The innermost layer of hardware is the radiofrequency (RF) coil system. This is what actually sends radio waves into your body and listens for the signals that come back. The built-in RF coil is typically a “birdcage” design: a ring of evenly spaced wires running along the bore, arranged so the radio energy they produce is distributed evenly across a large area. This is the volume coil, designed to cover broad regions like your whole torso or head.

For more detailed scans of specific body parts, technologists place smaller surface coils directly on or around the area of interest. These are the plastic-encased accessories you see being positioned before your scan. In their simplest form, a surface coil is a loop of wire paired with a capacitor, tuned to resonate at exactly the right frequency to pick up signals from hydrogen atoms in your tissue. Because they sit close to the target, they capture much sharper detail than the built-in volume coil alone.

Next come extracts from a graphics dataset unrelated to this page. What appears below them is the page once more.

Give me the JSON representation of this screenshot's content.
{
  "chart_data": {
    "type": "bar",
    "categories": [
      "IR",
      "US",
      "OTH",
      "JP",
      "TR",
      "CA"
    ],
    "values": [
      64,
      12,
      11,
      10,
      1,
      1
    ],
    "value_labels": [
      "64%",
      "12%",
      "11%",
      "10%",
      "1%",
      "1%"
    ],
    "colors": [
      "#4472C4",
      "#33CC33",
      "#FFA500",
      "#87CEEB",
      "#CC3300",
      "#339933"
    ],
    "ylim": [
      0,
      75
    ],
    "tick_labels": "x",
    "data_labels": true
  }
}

How These Layers Work Together

During a scan, the main magnet holds every hydrogen atom in your body in a stable alignment. The gradient coils then briefly alter the field in precise patterns, selecting one thin “slice” of your body at a time. The RF coil fires a pulse of radio waves tuned to the natural frequency of hydrogen atoms, which tips them out of alignment. As those atoms snap back into place, they emit faint radio signals of their own. The RF coil (or the surface coil placed on you) picks up those return signals, and the scanner’s computer translates the timing and strength of each signal into a detailed cross-sectional image.

This entire cycle repeats hundreds of times per scan, with the gradient coils switching rapidly to build up data from different slices and angles. Each round of switching produces a burst of noise, which is why scans involve long stretches of rhythmic knocking, buzzing, or hammering sounds that can reach 100 decibels or more. You feel none of the magnetic or radio activity, but you definitely hear the gradient coils doing their work.

Why It All Looks So Simple

The clean, minimal appearance of the bore interior is deliberate. Every component that could interfere with the magnetic field or the radio signals is either made from nonmagnetic materials or sealed behind shielding. The plastic housing keeps you from contacting any hardware and provides a smooth, easy-to-clean surface. There are no sharp edges, no visible wiring, and no metal fasteners. The result is a space that looks like little more than a lit tunnel, even though just centimeters behind that wall sits one of the most powerful and precisely engineered magnets most people will ever encounter.